Expo : Damien Hirst, The Complete Spot Paintings 1986-2011 - Gagosian Gallery Paris - Jusqu'au 17 mars 2012


Du 12 janvier 2012 au 18 février, Gagosian organise 11 expositions simultanées dans ses 11 galeries, du grand ponte de la scène artistique britannique, le très provocateur Damien Hirst. Une sorte de prélude à la grande rétrospective que lui consacrera la Tate Modern à Londres en avril prochain. New York, Paris, Hong Kong, Beverly Hills, Genève, Athènes, Rome sont autant d’étapes de ce grand voyage autour du thème des Spots Paintings.
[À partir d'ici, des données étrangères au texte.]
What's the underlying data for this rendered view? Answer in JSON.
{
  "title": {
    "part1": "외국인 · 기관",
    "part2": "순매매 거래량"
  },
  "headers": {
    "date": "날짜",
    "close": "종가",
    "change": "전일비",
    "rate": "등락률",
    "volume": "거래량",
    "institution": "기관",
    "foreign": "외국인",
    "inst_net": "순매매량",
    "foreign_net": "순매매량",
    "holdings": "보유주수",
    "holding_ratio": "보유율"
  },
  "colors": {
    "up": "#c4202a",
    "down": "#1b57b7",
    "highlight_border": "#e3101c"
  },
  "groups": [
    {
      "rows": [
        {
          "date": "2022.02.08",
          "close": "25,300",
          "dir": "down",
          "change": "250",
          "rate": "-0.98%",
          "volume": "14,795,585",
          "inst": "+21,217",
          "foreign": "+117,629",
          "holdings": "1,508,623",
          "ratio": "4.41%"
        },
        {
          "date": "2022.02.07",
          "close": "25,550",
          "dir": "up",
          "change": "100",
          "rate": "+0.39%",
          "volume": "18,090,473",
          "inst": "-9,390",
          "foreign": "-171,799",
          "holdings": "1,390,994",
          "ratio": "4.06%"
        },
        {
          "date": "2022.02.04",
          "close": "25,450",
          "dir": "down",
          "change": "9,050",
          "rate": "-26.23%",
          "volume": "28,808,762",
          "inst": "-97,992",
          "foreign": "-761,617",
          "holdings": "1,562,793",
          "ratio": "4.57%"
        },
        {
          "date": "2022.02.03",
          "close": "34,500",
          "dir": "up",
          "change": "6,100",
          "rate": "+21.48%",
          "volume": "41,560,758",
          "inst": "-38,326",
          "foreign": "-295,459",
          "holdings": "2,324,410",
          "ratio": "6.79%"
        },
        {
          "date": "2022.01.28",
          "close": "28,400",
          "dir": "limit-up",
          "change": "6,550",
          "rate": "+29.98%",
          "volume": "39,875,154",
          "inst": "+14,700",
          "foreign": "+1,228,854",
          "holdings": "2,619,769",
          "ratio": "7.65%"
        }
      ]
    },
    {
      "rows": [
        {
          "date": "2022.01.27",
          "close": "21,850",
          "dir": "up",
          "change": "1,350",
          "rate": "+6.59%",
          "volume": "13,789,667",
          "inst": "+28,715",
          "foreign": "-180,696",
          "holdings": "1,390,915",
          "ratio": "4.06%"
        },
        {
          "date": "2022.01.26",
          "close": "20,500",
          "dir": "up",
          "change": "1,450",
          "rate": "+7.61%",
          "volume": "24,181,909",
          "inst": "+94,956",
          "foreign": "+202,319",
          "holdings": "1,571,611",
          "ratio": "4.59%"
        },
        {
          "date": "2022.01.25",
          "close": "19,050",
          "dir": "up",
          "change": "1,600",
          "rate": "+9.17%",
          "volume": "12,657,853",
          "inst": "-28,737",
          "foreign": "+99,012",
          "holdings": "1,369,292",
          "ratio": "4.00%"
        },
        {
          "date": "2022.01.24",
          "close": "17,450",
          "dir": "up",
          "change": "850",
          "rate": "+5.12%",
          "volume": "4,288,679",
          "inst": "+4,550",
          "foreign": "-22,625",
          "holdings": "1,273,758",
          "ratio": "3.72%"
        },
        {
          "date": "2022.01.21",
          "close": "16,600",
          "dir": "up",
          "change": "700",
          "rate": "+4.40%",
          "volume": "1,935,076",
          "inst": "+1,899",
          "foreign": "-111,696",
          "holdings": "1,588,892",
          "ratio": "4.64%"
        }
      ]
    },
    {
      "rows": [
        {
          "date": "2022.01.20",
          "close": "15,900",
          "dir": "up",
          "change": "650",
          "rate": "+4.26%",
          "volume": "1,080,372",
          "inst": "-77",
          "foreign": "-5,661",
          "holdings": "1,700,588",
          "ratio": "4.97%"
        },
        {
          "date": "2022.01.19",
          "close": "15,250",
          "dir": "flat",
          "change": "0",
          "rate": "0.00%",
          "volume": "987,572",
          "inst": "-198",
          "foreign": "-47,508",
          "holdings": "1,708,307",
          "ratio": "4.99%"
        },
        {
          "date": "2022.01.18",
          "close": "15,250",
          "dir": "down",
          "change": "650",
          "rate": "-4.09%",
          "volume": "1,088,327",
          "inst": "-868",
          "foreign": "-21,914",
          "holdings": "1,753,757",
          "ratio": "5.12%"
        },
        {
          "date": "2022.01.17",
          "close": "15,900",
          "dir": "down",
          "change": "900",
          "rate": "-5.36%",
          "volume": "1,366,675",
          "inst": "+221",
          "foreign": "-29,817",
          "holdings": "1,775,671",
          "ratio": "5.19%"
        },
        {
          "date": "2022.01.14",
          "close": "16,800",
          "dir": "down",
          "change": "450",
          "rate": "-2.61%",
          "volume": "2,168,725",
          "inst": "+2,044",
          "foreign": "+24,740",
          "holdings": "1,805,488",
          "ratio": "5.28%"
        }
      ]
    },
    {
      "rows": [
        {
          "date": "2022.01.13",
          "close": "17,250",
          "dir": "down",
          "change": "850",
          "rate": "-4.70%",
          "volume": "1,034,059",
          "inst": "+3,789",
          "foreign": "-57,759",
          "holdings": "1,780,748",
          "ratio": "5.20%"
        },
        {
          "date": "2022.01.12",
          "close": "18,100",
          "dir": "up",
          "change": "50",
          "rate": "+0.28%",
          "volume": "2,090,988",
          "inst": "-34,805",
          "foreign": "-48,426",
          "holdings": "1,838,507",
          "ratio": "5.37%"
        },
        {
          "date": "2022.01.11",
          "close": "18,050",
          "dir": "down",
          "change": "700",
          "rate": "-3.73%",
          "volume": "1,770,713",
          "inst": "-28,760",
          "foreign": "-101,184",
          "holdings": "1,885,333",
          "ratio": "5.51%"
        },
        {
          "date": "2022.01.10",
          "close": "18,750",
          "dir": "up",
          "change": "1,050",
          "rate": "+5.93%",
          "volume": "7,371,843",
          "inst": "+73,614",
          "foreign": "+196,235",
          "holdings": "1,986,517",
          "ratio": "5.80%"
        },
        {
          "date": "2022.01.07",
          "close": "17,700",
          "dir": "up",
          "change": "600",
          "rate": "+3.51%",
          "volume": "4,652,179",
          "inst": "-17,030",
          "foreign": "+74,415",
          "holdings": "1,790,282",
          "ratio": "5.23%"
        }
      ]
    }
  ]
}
Les globe-trotters pourront faire tamponner, pièce d’identité à l’appui, un carnet de voyage, déjà une sorte d’œuvre d’art en lui-même et ceux qui auront visité les 11 lieux recevront une création sur papier dûment signée par l’artiste.


LSD, 2000

Acetic Anhydride 1991

The Complete Spot Paintings 1986-2011 regroupe plus de 350 œuvres dont 200 prêtées par des institutions et de collectionneurs particuliers d’une vingtaine de pays ainsi que des pièces toutes récentes. Le concept : des toiles recouvertes d’un alignement de points colorés dont les titres évoquent des spécialités pharmaceutiques. Il s’agit de créations du plus petit format, œuvres les plus anciennes et les plus recherchées,  Acetic Anhydride, 1991 ou N-Chloroacetyl-I-Phenylalanine (PFS) Crystalline, 1997, au monumental tel Zinc Lactate, 1999 immense toile circulaire exposée à la galerie parisienne autour de laquelle plus de 150 personnes peuvent se réunir.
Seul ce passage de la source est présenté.